Understanding DDE

Dynamic Data Exchange is a feature of Windows that allows two programs to share data or send commands directly to each other. DDE can be thought of as a direct conversation between two application programs. In most cases, one application is providing some form of data (either text or graphics) to another application. The application that is the source of the data is called the “server” and the application that is receiving the data is called the “client”. For instance, WinWedge is primarily a DDE Server that “serves” incoming serial data to other programs.

Each data item that a server application can provide has a unique identifier consisting of three parts, a DDE Application Name, a DDE Topic, and a DDE Item Name.

The DDE Application Name is almost always the executable filename for the server application (without the .EXE extension). The DDE Topic typically identifies a group or category of data in the server application and each data item that a server can provide has a unique DDE Item Name. Thus, the Application Name, Topic, and Item Name identify the exact source of the data in a server application that is to be linked. (Similar to a telephone number with the three parts: Area Code, Exchange and Number.)

DDE links are always initiated in the client application. The client initiates a DDE link by broadcasting a message containing a DDE Application Name, A DDE Topic, and optionally a DDE Item to all other applications currently running. If a server application is running that can provide the data, it responds to the “DDE initiate” and the Windows operating system opens a “link” between the two applications. Fortunately, most Windows programs that support DDE insulate the user from the low level details of establishing DDE links and simply allow you to specify the Application Name, Topic, and Item Name for a specific piece of data and the link is then automatically established for you by your application program.

For example, if you enter the formula: =WinWedge|Com1!'Field(1)' in a cell in an Excel spreadsheet and then press the Enter key, Excel will automatically establish a DDE link between WinWedge and the spreadsheet cell. (Note: WinWedge must be running and activated for COM1 in order for the above link formula to be successful). After the link is established, any data in the text box “Field(1)” in WinWedge window will automatically appear in the “linked” cell in the spreadsheet. Also, whenever the data for Field(1) in the Wedge changes, the contents of the spreadsheet cell will automatically be updated with the new data. It is like having the operating system do an automatic cut & paste from the server to the client whenever the server's data changes. The formula: =WinWedge|Com1!'Field(1)' contains the three parts necessary to successfully link to WinWedge: the DDE Application Name (WinWedge), the DDE Topic (Com1) and the specific DDE Item Name 'Field(1)'.

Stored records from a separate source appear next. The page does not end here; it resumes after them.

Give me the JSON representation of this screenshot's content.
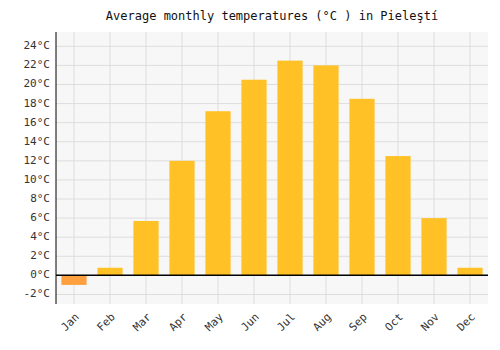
{
  "chart_data": {
    "type": "bar",
    "title": "Average monthly temperatures (°C ) in Pieleştí",
    "categories": [
      "Jan",
      "Feb",
      "Mar",
      "Apr",
      "May",
      "Jun",
      "Jul",
      "Aug",
      "Sep",
      "Oct",
      "Nov",
      "Dec"
    ],
    "values": [
      -1.0,
      0.8,
      5.7,
      12.0,
      17.2,
      20.5,
      22.5,
      22.0,
      18.5,
      12.5,
      6.0,
      0.8
    ],
    "colors": [
      "#FFA040",
      "#FFC125",
      "#FFC125",
      "#FFC125",
      "#FFC125",
      "#FFC125",
      "#FFC125",
      "#FFC125",
      "#FFC125",
      "#FFC125",
      "#FFC125",
      "#FFC125"
    ],
    "ylim": [
      -3.0,
      25.5
    ],
    "yticks": [
      {
        "value": -2,
        "label": "-2°C"
      },
      {
        "value": 0,
        "label": "0°C"
      },
      {
        "value": 2,
        "label": "2°C"
      },
      {
        "value": 4,
        "label": "4°C"
      },
      {
        "value": 6,
        "label": "6°C"
      },
      {
        "value": 8,
        "label": "8°C"
      },
      {
        "value": 10,
        "label": "10°C"
      },
      {
        "value": 12,
        "label": "12°C"
      },
      {
        "value": 14,
        "label": "14°C"
      },
      {
        "value": 16,
        "label": "16°C"
      },
      {
        "value": 18,
        "label": "18°C"
      },
      {
        "value": 20,
        "label": "20°C"
      },
      {
        "value": 22,
        "label": "22°C"
      },
      {
        "value": 24,
        "label": "24°C"
      }
    ],
    "grid": true
  }
}
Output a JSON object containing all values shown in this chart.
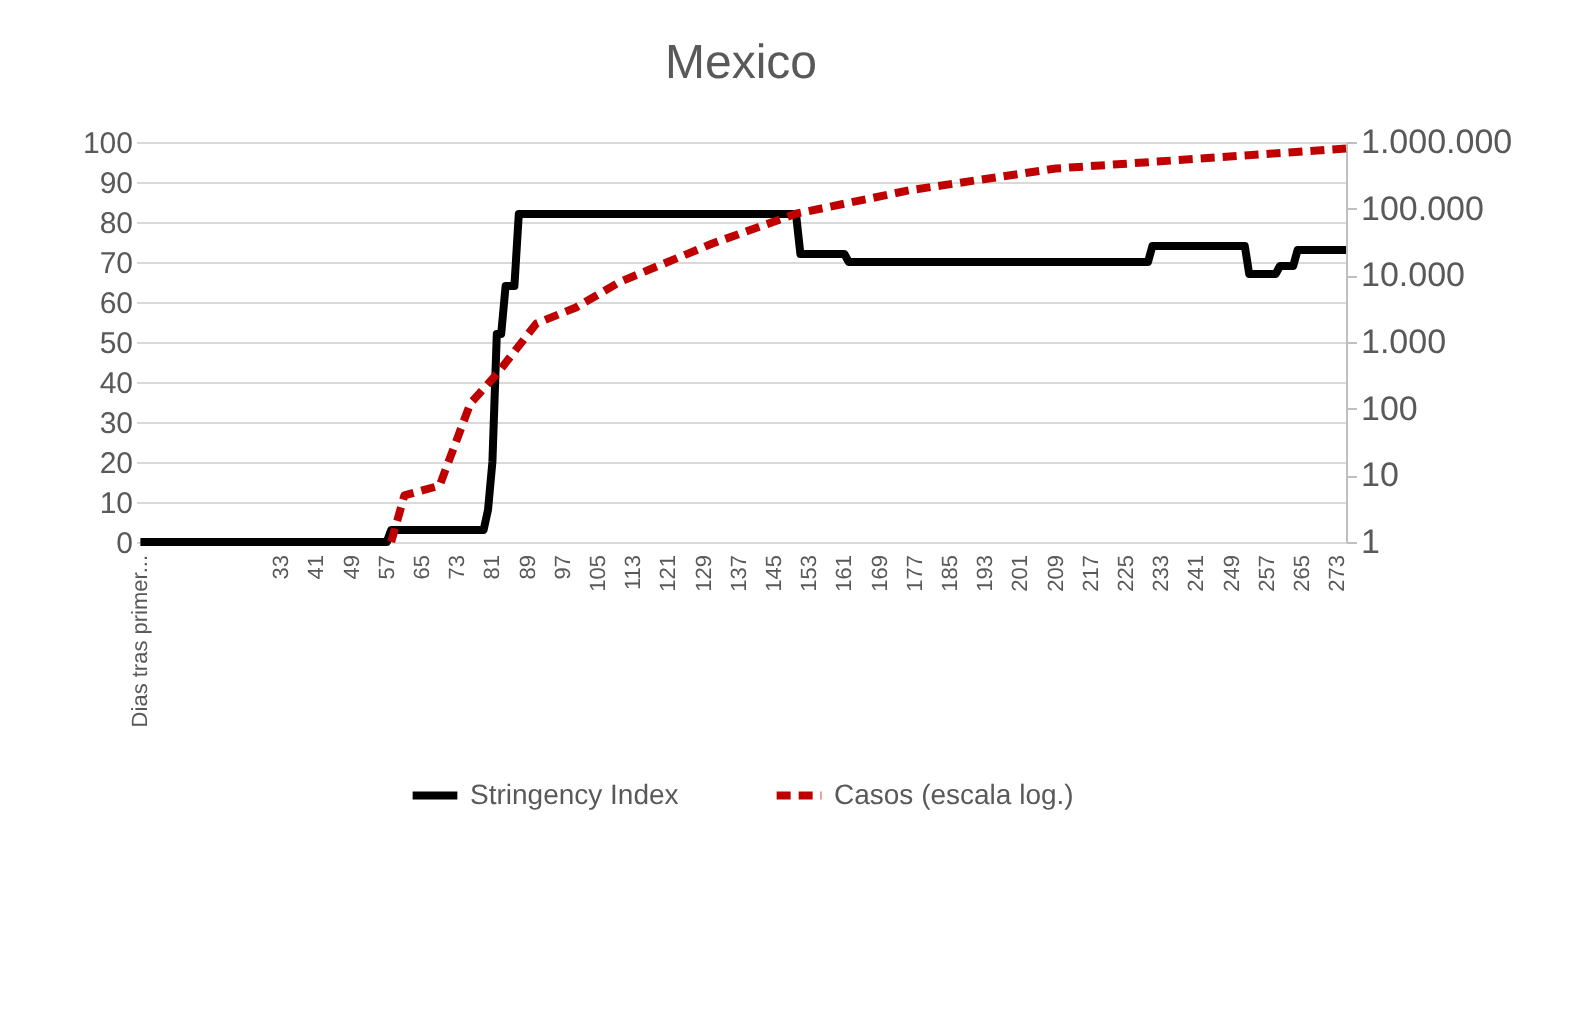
{
  "chart_data": {
    "type": "line",
    "title": "Mexico",
    "grid": "y",
    "legend": "bottom",
    "xlim": [
      0,
      275
    ],
    "xticks": [
      {
        "value": 1,
        "label": "Dias tras primer..."
      },
      33,
      41,
      49,
      57,
      65,
      73,
      81,
      89,
      97,
      105,
      113,
      121,
      129,
      137,
      145,
      153,
      161,
      169,
      177,
      185,
      193,
      201,
      209,
      217,
      225,
      233,
      241,
      249,
      257,
      265,
      273
    ],
    "ylim": [
      0,
      100
    ],
    "yticks": [
      0,
      10,
      20,
      30,
      40,
      50,
      60,
      70,
      80,
      90,
      100
    ],
    "y2lim": [
      1,
      1000000
    ],
    "y2ticks": [
      1,
      10,
      {
        "value": 100,
        "label": "100"
      },
      {
        "value": 1000,
        "label": "1.000"
      },
      {
        "value": 10000,
        "label": "10.000"
      },
      {
        "value": 100000,
        "label": "100.000"
      },
      {
        "value": 1000000,
        "label": "1.000.000"
      }
    ],
    "log": "y2",
    "series": [
      {
        "name": "Stringency Index",
        "color": "#000000",
        "line_style": "solid",
        "x": [
          1,
          57,
          58,
          79,
          80,
          81,
          82,
          83,
          84,
          86,
          87,
          89,
          150,
          151,
          161,
          162,
          230,
          231,
          252,
          253,
          259,
          260,
          263,
          264,
          275
        ],
        "values": [
          0,
          0,
          3,
          3,
          8,
          20,
          52,
          52,
          64,
          64,
          82,
          82,
          82,
          72,
          72,
          70,
          70,
          74,
          74,
          67,
          67,
          69,
          69,
          73,
          73
        ]
      },
      {
        "name": "Casos (escala log.)",
        "color": "#c00000",
        "line_style": "dashed",
        "axis": "y2",
        "x": [
          58,
          61,
          69,
          76,
          82,
          91,
          100,
          110,
          131,
          150,
          176,
          209,
          236,
          275
        ],
        "values": [
          1,
          5,
          7,
          120,
          330,
          1900,
          3300,
          8000,
          30000,
          84000,
          190000,
          400000,
          530000,
          800000
        ]
      }
    ]
  }
}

Either application involved in a DDE conversation can terminate the link. Some applications have menu options that allow you to selectively terminate any open DDE links. Closing either of the linked applications also causes all links between the two programs to be terminated.

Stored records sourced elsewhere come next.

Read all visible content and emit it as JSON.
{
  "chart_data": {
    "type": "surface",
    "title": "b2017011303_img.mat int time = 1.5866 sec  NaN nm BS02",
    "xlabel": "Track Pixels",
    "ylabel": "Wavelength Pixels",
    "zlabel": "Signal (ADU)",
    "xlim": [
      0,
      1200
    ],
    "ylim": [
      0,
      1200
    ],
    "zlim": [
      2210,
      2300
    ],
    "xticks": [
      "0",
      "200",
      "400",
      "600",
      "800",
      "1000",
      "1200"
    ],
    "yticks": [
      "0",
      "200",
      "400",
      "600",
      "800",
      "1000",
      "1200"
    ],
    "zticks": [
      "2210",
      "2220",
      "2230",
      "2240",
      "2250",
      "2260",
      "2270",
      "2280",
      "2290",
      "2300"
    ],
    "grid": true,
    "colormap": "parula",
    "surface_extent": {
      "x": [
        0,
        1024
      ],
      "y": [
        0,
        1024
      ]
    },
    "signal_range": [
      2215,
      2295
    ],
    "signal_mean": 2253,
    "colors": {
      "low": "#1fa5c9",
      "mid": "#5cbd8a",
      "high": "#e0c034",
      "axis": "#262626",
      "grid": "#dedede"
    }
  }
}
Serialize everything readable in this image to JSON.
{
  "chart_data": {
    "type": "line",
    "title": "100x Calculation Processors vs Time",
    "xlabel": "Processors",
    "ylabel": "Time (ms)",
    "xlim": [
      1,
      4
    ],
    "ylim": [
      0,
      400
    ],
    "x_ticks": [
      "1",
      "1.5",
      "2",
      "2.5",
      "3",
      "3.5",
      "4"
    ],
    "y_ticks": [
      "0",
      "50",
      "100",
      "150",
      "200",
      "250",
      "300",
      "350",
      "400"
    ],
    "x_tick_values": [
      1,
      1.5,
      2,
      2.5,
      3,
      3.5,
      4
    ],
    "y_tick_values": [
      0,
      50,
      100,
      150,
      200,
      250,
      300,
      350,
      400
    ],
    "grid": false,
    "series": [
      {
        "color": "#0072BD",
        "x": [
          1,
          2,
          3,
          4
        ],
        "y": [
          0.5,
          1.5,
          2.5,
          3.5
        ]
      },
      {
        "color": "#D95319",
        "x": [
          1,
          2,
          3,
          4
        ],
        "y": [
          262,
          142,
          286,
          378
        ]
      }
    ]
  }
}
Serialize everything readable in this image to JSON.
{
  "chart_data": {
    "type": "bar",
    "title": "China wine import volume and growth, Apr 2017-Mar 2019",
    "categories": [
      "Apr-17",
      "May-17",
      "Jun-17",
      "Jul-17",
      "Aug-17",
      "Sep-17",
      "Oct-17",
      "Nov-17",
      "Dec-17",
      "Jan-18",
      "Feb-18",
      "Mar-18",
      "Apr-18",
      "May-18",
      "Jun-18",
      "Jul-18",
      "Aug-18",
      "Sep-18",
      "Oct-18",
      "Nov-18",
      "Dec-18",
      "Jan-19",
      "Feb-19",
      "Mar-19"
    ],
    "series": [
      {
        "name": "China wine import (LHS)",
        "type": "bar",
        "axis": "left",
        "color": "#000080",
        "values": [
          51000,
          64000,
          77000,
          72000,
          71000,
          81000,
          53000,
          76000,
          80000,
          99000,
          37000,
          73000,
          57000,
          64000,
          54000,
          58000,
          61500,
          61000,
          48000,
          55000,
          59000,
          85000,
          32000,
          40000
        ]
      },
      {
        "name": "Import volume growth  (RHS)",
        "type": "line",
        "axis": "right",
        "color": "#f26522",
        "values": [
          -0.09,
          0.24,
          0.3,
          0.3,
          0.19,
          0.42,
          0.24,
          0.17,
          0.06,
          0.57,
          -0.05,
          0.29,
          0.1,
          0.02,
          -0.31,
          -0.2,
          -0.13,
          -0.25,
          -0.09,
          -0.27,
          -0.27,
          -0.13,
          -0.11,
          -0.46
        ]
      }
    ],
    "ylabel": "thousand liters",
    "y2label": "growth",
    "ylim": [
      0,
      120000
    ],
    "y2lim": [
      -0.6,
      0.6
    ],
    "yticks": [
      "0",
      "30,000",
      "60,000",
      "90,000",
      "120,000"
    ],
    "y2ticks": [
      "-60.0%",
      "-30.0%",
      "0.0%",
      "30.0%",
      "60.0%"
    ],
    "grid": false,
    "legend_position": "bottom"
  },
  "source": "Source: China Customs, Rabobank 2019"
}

DDE also allows a client application to send commands to a server. The types of DDE commands, if any, that a server program can accept will vary depending on the application and should be well documented in the application's user's manual along with the DDE Application Name and Topic required by client programs to establish the DDE link to the server’s command processor. WinWedge supports over three dozen DDE commands that allow other applications to control the Wedge or transmit data out a serial port. All of these commands are described in detail in WinWedge users manual or the on-line help.